Harroway had no doubt on the point of to whom he owed his job. He did not propose to be backward, given a chance to earn a much better  -  i.e., more highly paid  -  job.

He said, in a faint echo of bluster, "Look here. I'm allowed to search the furniture in your house, and anything else I find in it. You are in it, aren't you?"

"A remarkable observation. I am in it. But I'm not a piece of furniture. As a citizen of adult responsibility  -  I have the psychiatric certificate proving that  -  I have certain rights under the Regional Articles. Searching me would come under the heading of violating my Right of Privacy. That paper isn't sufficient."

"Sure, but if you're a robot, you don't have Right of Privacy."

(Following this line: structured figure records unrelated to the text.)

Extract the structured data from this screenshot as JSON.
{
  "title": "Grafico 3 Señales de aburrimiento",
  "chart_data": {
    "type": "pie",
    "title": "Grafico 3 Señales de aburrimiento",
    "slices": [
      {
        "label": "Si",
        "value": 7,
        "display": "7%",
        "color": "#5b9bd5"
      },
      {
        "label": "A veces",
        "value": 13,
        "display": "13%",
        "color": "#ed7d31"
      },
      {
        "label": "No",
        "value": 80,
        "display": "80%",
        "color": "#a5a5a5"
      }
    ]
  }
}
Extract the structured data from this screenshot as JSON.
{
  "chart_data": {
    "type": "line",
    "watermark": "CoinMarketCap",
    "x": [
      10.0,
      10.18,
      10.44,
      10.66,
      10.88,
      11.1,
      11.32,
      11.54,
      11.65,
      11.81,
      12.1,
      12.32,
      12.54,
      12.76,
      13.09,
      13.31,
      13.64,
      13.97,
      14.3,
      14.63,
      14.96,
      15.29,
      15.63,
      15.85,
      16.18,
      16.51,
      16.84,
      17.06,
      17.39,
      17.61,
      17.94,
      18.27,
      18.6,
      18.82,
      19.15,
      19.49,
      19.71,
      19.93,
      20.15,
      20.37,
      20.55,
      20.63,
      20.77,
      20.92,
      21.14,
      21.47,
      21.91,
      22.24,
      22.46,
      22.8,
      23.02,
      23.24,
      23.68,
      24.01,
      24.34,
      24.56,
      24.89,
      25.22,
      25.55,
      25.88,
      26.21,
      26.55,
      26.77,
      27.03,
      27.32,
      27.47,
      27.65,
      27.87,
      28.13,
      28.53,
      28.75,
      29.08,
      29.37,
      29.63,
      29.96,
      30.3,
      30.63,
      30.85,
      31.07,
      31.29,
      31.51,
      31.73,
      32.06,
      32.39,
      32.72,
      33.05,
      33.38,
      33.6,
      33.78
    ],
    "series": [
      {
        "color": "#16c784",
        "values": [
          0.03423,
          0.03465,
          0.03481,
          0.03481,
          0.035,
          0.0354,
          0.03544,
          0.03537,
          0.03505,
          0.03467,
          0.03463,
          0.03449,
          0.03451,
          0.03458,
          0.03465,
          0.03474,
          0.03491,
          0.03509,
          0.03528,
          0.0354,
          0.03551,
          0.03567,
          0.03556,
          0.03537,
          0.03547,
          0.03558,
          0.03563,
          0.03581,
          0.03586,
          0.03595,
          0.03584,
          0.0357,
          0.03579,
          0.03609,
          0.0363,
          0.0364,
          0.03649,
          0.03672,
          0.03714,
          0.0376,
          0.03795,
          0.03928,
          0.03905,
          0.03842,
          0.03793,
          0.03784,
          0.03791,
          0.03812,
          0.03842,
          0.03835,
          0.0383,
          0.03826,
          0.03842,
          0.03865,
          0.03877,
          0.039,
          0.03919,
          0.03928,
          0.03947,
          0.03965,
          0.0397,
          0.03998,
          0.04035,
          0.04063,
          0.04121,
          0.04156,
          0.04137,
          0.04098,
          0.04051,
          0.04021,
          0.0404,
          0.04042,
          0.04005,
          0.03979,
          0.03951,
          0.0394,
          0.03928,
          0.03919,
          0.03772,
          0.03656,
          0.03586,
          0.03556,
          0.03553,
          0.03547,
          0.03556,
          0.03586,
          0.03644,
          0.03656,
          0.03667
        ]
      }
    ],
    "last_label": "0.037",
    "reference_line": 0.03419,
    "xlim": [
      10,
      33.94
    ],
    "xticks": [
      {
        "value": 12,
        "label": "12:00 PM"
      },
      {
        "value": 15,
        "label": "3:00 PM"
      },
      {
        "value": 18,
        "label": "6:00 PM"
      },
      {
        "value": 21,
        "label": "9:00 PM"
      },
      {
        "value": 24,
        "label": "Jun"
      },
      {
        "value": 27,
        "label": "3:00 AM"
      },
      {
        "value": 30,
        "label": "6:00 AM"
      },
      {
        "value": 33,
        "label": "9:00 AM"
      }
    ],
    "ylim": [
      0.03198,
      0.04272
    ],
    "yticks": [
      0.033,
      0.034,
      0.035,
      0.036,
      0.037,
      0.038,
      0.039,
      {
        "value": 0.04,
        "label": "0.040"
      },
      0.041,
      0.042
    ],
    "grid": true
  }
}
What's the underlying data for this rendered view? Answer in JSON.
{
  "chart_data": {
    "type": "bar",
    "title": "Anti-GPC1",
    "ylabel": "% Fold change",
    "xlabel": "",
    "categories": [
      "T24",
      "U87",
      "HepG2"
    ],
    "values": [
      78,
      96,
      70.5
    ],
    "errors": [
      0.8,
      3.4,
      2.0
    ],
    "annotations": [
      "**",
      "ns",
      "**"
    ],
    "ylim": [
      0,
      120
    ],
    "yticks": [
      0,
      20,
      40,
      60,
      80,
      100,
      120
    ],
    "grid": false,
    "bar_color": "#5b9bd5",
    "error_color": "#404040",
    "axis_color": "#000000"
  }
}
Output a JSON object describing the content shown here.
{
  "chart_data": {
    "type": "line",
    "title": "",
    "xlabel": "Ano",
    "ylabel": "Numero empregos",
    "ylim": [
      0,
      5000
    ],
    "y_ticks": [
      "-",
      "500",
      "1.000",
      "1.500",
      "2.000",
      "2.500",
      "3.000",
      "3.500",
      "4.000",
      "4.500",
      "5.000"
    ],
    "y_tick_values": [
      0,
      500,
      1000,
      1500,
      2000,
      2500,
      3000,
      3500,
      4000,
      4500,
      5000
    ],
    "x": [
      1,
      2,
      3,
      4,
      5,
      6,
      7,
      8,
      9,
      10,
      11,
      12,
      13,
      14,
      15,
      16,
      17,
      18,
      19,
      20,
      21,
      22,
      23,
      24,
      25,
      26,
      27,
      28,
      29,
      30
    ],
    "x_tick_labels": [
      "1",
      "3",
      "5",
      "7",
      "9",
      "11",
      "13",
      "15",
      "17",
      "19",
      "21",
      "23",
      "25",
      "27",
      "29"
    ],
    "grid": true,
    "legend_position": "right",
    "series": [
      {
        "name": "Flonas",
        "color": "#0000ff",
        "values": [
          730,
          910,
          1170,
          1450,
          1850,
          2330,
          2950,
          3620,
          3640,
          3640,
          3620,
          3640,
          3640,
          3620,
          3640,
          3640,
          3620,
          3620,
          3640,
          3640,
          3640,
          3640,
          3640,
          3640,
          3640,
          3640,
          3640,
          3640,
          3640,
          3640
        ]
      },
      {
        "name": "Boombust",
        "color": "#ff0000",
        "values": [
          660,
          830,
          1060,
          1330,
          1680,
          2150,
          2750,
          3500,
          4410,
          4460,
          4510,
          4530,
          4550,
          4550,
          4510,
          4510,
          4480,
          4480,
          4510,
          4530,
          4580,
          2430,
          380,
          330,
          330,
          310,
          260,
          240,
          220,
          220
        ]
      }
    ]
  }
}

"True enough but that paper still isn't sufficient. It recognizes me implicitly as a human being."

"Where?" Harroway snatched at it.

"Where it says 'the dwelling place belonging to' and so on. A robot cannot own property. And you may tell your employer, Mr. Harroway, that if he tries to issue a similar paper which does not implicitly recognize me as a human being, he will be immediately faced with a restraining injunction and a civil suit which will make it necessary for him to prove me a robot by means of information now in his possession, or else to pay a whopping penalty for an attempt to deprive me unduly of my Rights under the Regional Articles. You'll tell him that, won't you?"

Harroway marched to the door. He turned.. "You're a slick lawyer-" His hand was in his pocket. For a short moment, he stood there. Then he left, smiled in the direction of the 'visor scanner, still playing away  -  waved to the reporters, and shouted, "We'll have something for you tomorrow, boys. No kidding."

In his ground car, he settled back, removed the tiny mechanism from his pocket and carefully inspected it. It was the first time he had ever taken a photograph by X-ray reflection. He hoped he had done it correctly.